Will a colored enclosure stress a Gecko? I have one of my little Geckos in a clear parrot food container and would like to give it a more permanent enclosure at least till its more mature in size.

This orange container was a halloween candy container that was given to me. It is about rough guess two and a half gallon container .








This is  my next to the smallest Gecko but it seems to be gaining size fairly quickly. This enclosure would be a good size for it for awhile anyway.

I have a slab of wood that I keep in the clear container but removed it before photo. This little one comes up to greet me whenever I open the enclosure.


----------



## CosbyArt (Jan 14, 2017)

@Tonypace2009 I'm surprised no one replied. Have you tried out the orange container? If I took a guess I would say it wouldn't overly affect the gecko, perhaps it'll be the orange "HD" sunglasses they sell for humans. I'd be curious to see if it would affect his coloration after living in there and molting though.

Great to see you made a friend of the smaller one in the process of saving them from Edward too. How is Edward doing with them in the house?


----------



## Tonypace2009 (Jan 15, 2017)

I was waiting a few days to see if any one replied that the orange enclosure was a a good idea or not. Being as no one has replied it to be a bad idea I am going to try it. I will just keep tabs that it is acting healthy eating and so on if  there are any changes I will move it back to clear enclosure. 

Orange sunglasses, My first thought is the gecko starts singing Elton John songs after to much exposure of the orange enclosure. haha

Edward has been putting a dent in our mouse population lately he was surviving out doors for almost a year  before I realized he didn't belong to anyone heard him crying under the porch one day he was really thin. I have been taking care of him going on two years now. He is definitely a hunter and goes after any thing he sees moving The geckos are in in danger outside if Edward sees them.

 My indoor cat  Missy doesn't mess with any of my little friends as long as they are  in a enclosures. If any of them get out  that changes the game completely. I used to feed a spiny lizard that used to stay in our house and Missy never tried to go after it she even watched me feed it mealworms and never messed with it.

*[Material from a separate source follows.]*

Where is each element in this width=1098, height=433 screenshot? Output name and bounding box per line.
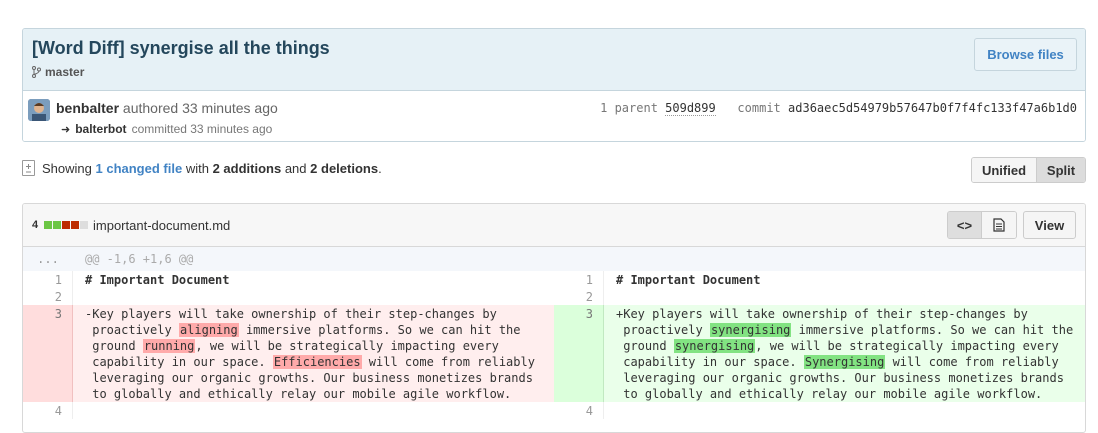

This is the spiny lizard that I used to feed it used to come right up to me at least about 6 inches or so to my hand. This was taken with my canon point and shoot camera the lens moving in and out freaked the lizard out so I couldn't get a closer shot .


----------



## CosbyArt (Jan 17, 2017)

@Tonypace2009 Might as well, let me know if it does affect it or if all is well in the container. Haha, that would be a sight to see and hear for sure. Hopefully without the container being star shaped or covered in glitter you won't hear any singing.  

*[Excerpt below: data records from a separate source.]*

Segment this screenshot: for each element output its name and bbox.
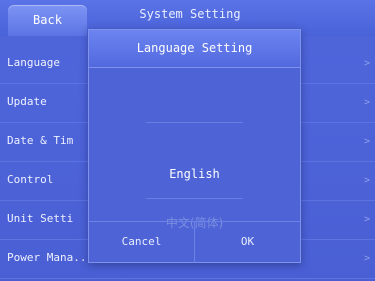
ok-button[interactable]: OK [195,222,300,263]
picker-divider [146,122,243,123]
dialog-title: Language Setting [89,30,300,68]
chevron-right-icon: > [363,136,370,147]
settings-screen: Back System Setting Language > Update > … [0,0,375,281]
cancel-button[interactable]: Cancel [89,222,195,263]
dialog-footer: Cancel OK [89,221,300,263]
menu-item-label: Language [7,56,60,69]
screen-title: System Setting [139,7,241,21]
picker-divider [146,198,243,199]
chevron-right-icon: > [363,58,370,69]
language-option-english[interactable]: English [89,167,300,181]
back-button[interactable]: Back [8,5,87,36]
chevron-right-icon: > [363,253,370,264]
language-dialog: Language Setting English 中文(简体) Cancel O… [88,29,301,263]
menu-item-label: Unit Setti [7,212,74,225]
chevron-right-icon: > [363,214,370,225]
menu-item-label: Control [7,173,54,186]
menu-item-label: Update [7,95,47,108]
menu-item-label: Power Mana... [7,251,94,264]
menu-item-label: Date & Tim [7,134,74,147]
chevron-right-icon: > [363,97,370,108]
chevron-right-icon: > [363,175,370,186]
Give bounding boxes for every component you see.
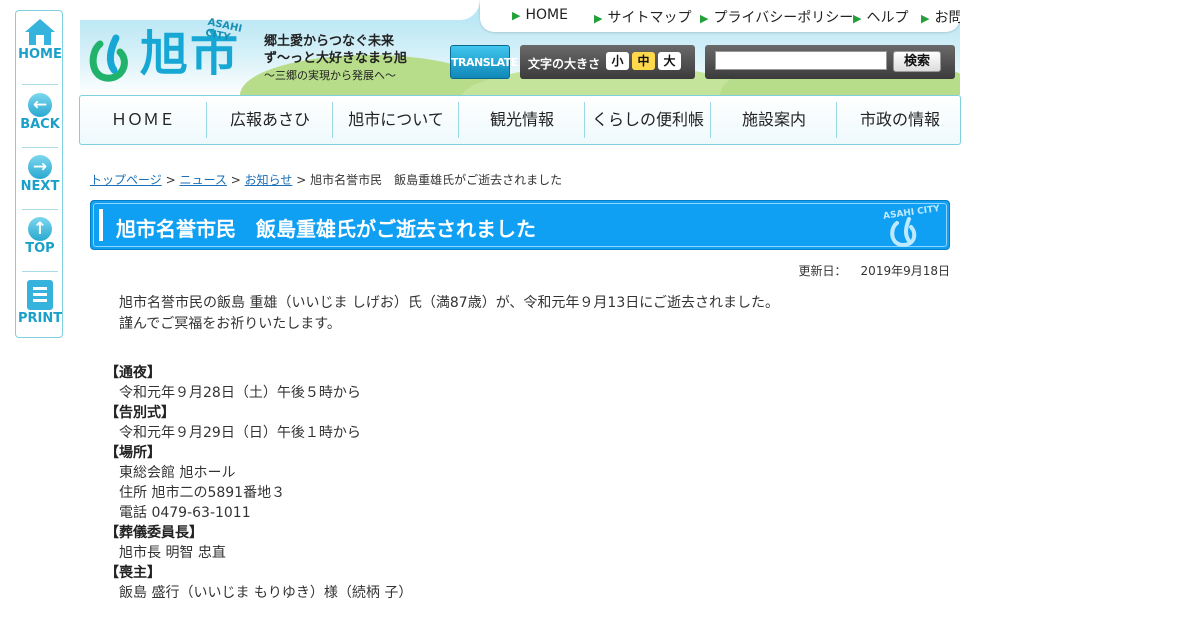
arrow-up-icon: ↑ bbox=[28, 217, 52, 241]
top-nav: ▶HOME ▶サイトマップ ▶プライバシーポリシー ▶ヘルプ ▶お問い合わせ bbox=[480, 0, 960, 32]
tagline-line: ～三郷の実現から発展へ～ bbox=[264, 69, 396, 82]
updated-value: 2019年9月18日 bbox=[860, 264, 950, 278]
top-nav-help[interactable]: ▶ ヘルプ bbox=[853, 7, 908, 27]
home-icon bbox=[25, 19, 55, 45]
tagline: 郷土愛からつなぐ未来 ず〜っと大好きなまち旭 ～三郷の実現から発展へ～ bbox=[264, 33, 407, 84]
breadcrumb-link-notice[interactable]: お知らせ bbox=[245, 173, 293, 187]
top-nav-home[interactable]: ▶ HOME bbox=[512, 7, 568, 23]
detail-value: 令和元年９月29日（日）午後１時から bbox=[119, 425, 361, 441]
detail-heading-wake: 【通夜】 bbox=[105, 365, 161, 381]
side-nav-home-label: HOME bbox=[18, 47, 62, 62]
breadcrumb: トップページ > ニュース > お知らせ > 旭市名誉市民 飯島重雄氏がご逝去さ… bbox=[90, 171, 562, 188]
arrow-right-icon: → bbox=[28, 155, 52, 179]
top-nav-sitemap-label: サイトマップ bbox=[607, 10, 692, 26]
detail-value: 飯島 盛行（いいじま もりゆき）様（続柄 子） bbox=[119, 585, 413, 601]
top-nav-contact[interactable]: ▶ お問い合わせ bbox=[921, 7, 960, 27]
logo-mark-icon bbox=[89, 34, 128, 82]
page-title: 旭市名誉市民 飯島重雄氏がご逝去されました bbox=[116, 217, 536, 241]
breadcrumb-separator: > bbox=[296, 173, 307, 187]
gnav-kouhou[interactable]: 広報あさひ bbox=[207, 96, 333, 144]
chevron-right-icon: ▶ bbox=[853, 12, 862, 25]
font-size-label: 文字の大きさ bbox=[528, 57, 601, 71]
gnav-living[interactable]: くらしの便利帳 bbox=[585, 96, 711, 144]
top-nav-contact-label: お問い合わせ bbox=[934, 10, 960, 26]
header-cloud bbox=[80, 0, 480, 20]
breadcrumb-link-top[interactable]: トップページ bbox=[90, 173, 162, 187]
funeral-details: 【通夜】 令和元年９月28日（土）午後５時から 【告別式】 令和元年９月29日（… bbox=[105, 363, 412, 603]
side-nav-next[interactable]: → NEXT bbox=[16, 155, 64, 194]
tagline-line: 郷土愛からつなぐ未来 bbox=[264, 34, 395, 49]
side-nav-home[interactable]: HOME bbox=[16, 17, 64, 62]
side-nav-back[interactable]: ← BACK bbox=[16, 93, 64, 132]
gnav-facilities[interactable]: 施設案内 bbox=[711, 96, 837, 144]
chevron-right-icon: ▶ bbox=[594, 12, 603, 25]
breadcrumb-separator: > bbox=[165, 173, 176, 187]
tagline-line: ず〜っと大好きなまち旭 bbox=[264, 51, 408, 66]
gnav-tourism[interactable]: 観光情報 bbox=[459, 96, 585, 144]
paragraph: 謹んでご冥福をお祈りいたします。 bbox=[119, 316, 341, 332]
article-body: 旭市名誉市民の飯島 重雄（いいじま しげお）氏（満87歳）が、令和元年９月13日… bbox=[119, 293, 779, 335]
top-nav-sitemap[interactable]: ▶ サイトマップ bbox=[594, 7, 691, 27]
side-nav: HOME ← BACK → NEXT ↑ TOP PRINT bbox=[15, 10, 63, 338]
site-header: ▶HOME ▶サイトマップ ▶プライバシーポリシー ▶ヘルプ ▶お問い合わせ 旭… bbox=[80, 0, 960, 95]
side-nav-print-label: PRINT bbox=[17, 311, 63, 326]
detail-heading-chief-mourner: 【喪主】 bbox=[105, 565, 161, 581]
divider bbox=[22, 147, 58, 148]
divider bbox=[22, 84, 58, 85]
translate-button[interactable]: TRANSLATE bbox=[450, 45, 518, 79]
side-nav-print[interactable]: PRINT bbox=[16, 279, 64, 326]
site-logo[interactable]: 旭市 ASAHI CITY bbox=[88, 17, 258, 86]
breadcrumb-link-news[interactable]: ニュース bbox=[179, 173, 226, 187]
detail-heading-chair: 【葬儀委員長】 bbox=[105, 525, 203, 541]
side-nav-top[interactable]: ↑ TOP bbox=[16, 217, 64, 256]
gnav-about[interactable]: 旭市について bbox=[333, 96, 459, 144]
detail-heading-place: 【場所】 bbox=[105, 445, 161, 461]
detail-value: 旭市長 明智 忠直 bbox=[119, 545, 226, 561]
global-nav: ＨＯＭＥ 広報あさひ 旭市について 観光情報 くらしの便利帳 施設案内 市政の情… bbox=[79, 95, 961, 145]
font-size-large-button[interactable]: 大 bbox=[658, 52, 681, 70]
detail-value: 令和元年９月28日（土）午後５時から bbox=[119, 385, 361, 401]
title-logo-text: ASAHI CITY bbox=[883, 204, 941, 222]
search-input[interactable] bbox=[715, 51, 887, 70]
chevron-right-icon: ▶ bbox=[700, 12, 709, 25]
font-size-control: 文字の大きさ 小 中 大 bbox=[520, 45, 695, 79]
top-nav-privacy-label: プライバシーポリシー bbox=[713, 10, 854, 26]
side-nav-back-label: BACK bbox=[20, 117, 60, 132]
detail-value: 電話 0479-63-1011 bbox=[119, 505, 251, 521]
paragraph: 旭市名誉市民の飯島 重雄（いいじま しげお）氏（満87歳）が、令和元年９月13日… bbox=[119, 295, 779, 311]
detail-value: 東総会館 旭ホール bbox=[119, 465, 236, 481]
search-button[interactable]: 検索 bbox=[893, 51, 941, 72]
detail-value: 住所 旭市二の5891番地３ bbox=[119, 485, 286, 501]
asahi-city-logo-icon: ASAHI CITY bbox=[883, 204, 941, 247]
gnav-home[interactable]: ＨＯＭＥ bbox=[80, 96, 206, 144]
breadcrumb-current: 旭市名誉市民 飯島重雄氏がご逝去されました bbox=[310, 173, 563, 187]
updated-label: 更新日： bbox=[798, 264, 847, 278]
top-nav-home-label: HOME bbox=[525, 7, 568, 23]
chevron-right-icon: ▶ bbox=[921, 12, 930, 25]
title-accent-bar bbox=[99, 209, 103, 241]
font-size-medium-button[interactable]: 中 bbox=[632, 52, 655, 70]
search-box: 検索 bbox=[705, 45, 955, 79]
divider bbox=[22, 209, 58, 210]
chevron-right-icon: ▶ bbox=[512, 9, 521, 22]
updated-date: 更新日： 2019年9月18日 bbox=[799, 262, 950, 279]
arrow-left-icon: ← bbox=[28, 93, 52, 117]
print-icon bbox=[27, 280, 53, 310]
gnav-municipal[interactable]: 市政の情報 bbox=[837, 96, 963, 144]
top-nav-help-label: ヘルプ bbox=[866, 10, 909, 26]
breadcrumb-separator: > bbox=[230, 173, 241, 187]
page-title-box: 旭市名誉市民 飯島重雄氏がご逝去されました ASAHI CITY bbox=[90, 200, 950, 250]
side-nav-next-label: NEXT bbox=[20, 179, 60, 194]
font-size-small-button[interactable]: 小 bbox=[606, 52, 629, 70]
detail-heading-funeral: 【告別式】 bbox=[105, 405, 175, 421]
top-nav-privacy[interactable]: ▶ プライバシーポリシー bbox=[700, 7, 853, 27]
side-nav-top-label: TOP bbox=[25, 241, 55, 256]
divider bbox=[22, 271, 58, 272]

Glad to hear Edward has moved on to mousing, always great to have a tom cat for that. Sounds like Missy has gotten use to your pets. My cats are the same if anything gets loose, so I keep an eye on them when I do. It does come in handy though if a cricket gets loose or something.

Nice, had a little lizard friend even playing on the computer. I'm amazed you got a photo that close, it must have been waiting for another mealworm.


----------



## Tonypace2009 (Jan 20, 2017)

CosbyArt said:


> @Tonypace2009 Might as well, let me know if it does affect it or if all is well in the container. Haha, that would be a sight to see and hear for sure. Hopefully without the container being star shaped or covered in glitter you won't hear any singing.
> 
> Glad to hear Edward has moved on to mousing, always great to have a tom cat for that. Sounds like Missy has gotten use to your pets. My cats are the same if anything gets loose, so I keep an eye on them when I do. It does come in handy though if a cricket gets loose or something.
> 
> Nice, had a little lizard friend even playing on the computer. I'm amazed you got a photo that close, it must have been waiting for another mealworm.

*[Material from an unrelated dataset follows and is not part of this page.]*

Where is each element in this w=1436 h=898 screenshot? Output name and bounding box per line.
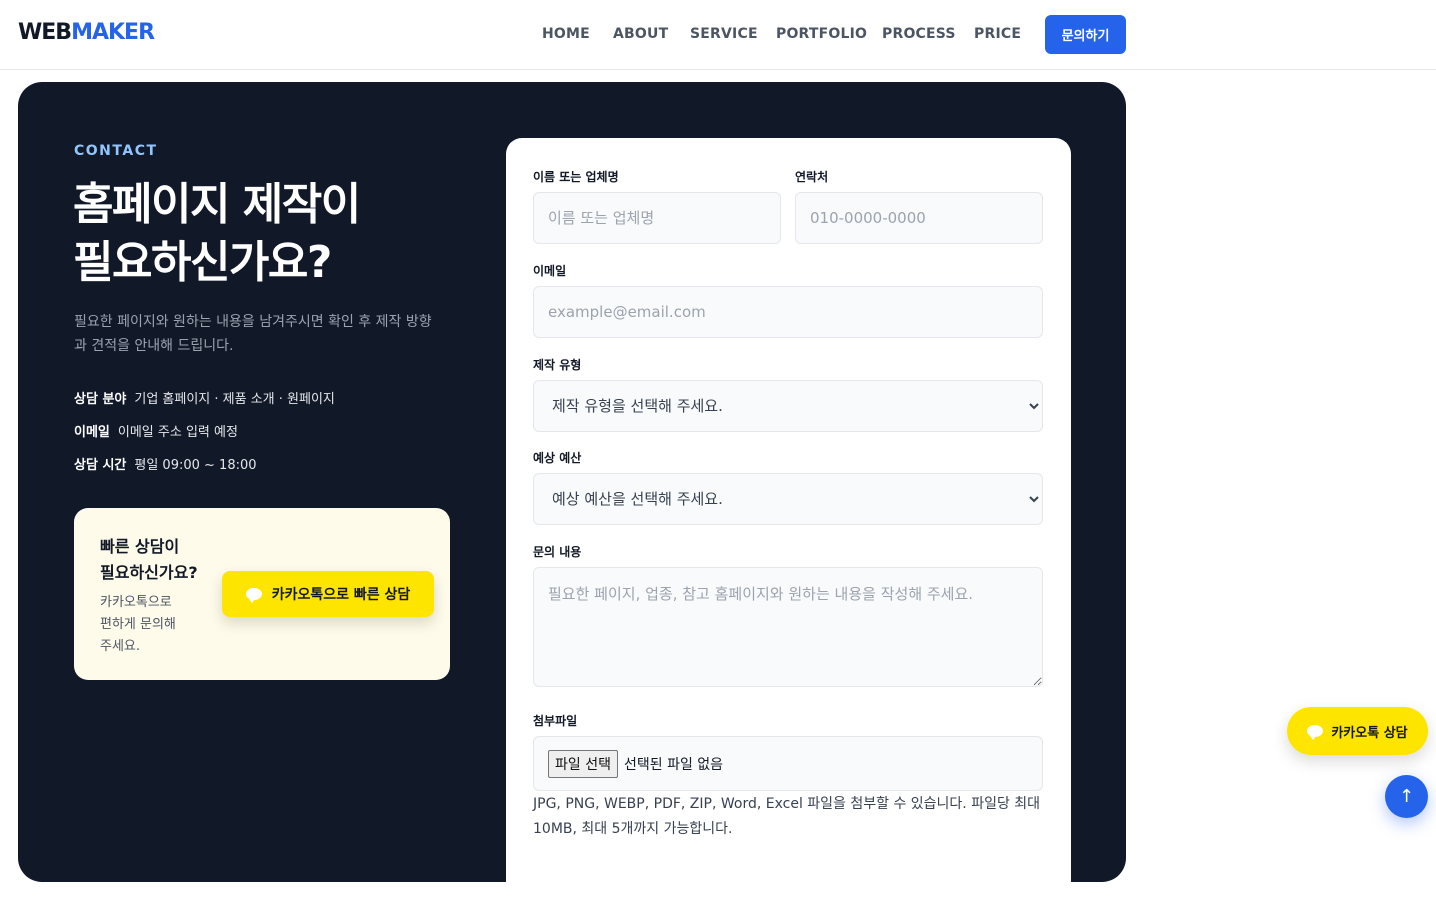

I will post a picture of the completed project. I haven't committed to a plan yet I have two different routs to go with this build. Hope to have a decision after this weekend.

That lizard will almost take mealworms from my hand but the camera made noises when it auto focused so that is about the closest I could get to it with holding the camera.

these spiny lizards are speed racers and it is unusual to get within 20 feet of them.


----------



## CosbyArt (Jan 21, 2017)

Tonypace2009 said:


> I will post a picture of the completed project. I haven't committed to a plan yet I have two different routs to go with this build. Hope to have a decision after this weekend.
> 
> That lizard will almost take mealworms from my hand but the camera made noises when it auto focused so that is about the closest I could get to it with holding the camera.
> 
> these spiny lizards are speed racers and it is unusual to get within 20 feet of them.


Best of luck with your project then.

Yeah I know what you mean about cameras, I get the perfect macro shot setup and the final focus or shutter noises cause them to jerk ruining the shot. Maybe try a smartphone camera if you see it again as it makes no focus noise (and the "shutter" noise can often be muted too).

I bet they are, and amazing it gets so close. Perhaps it watched you from a distance, though you could only move slow, then slowly gained confidence to get close to you and your treats. Either way it is remarkable, and you did something right to gain it's trust.


----------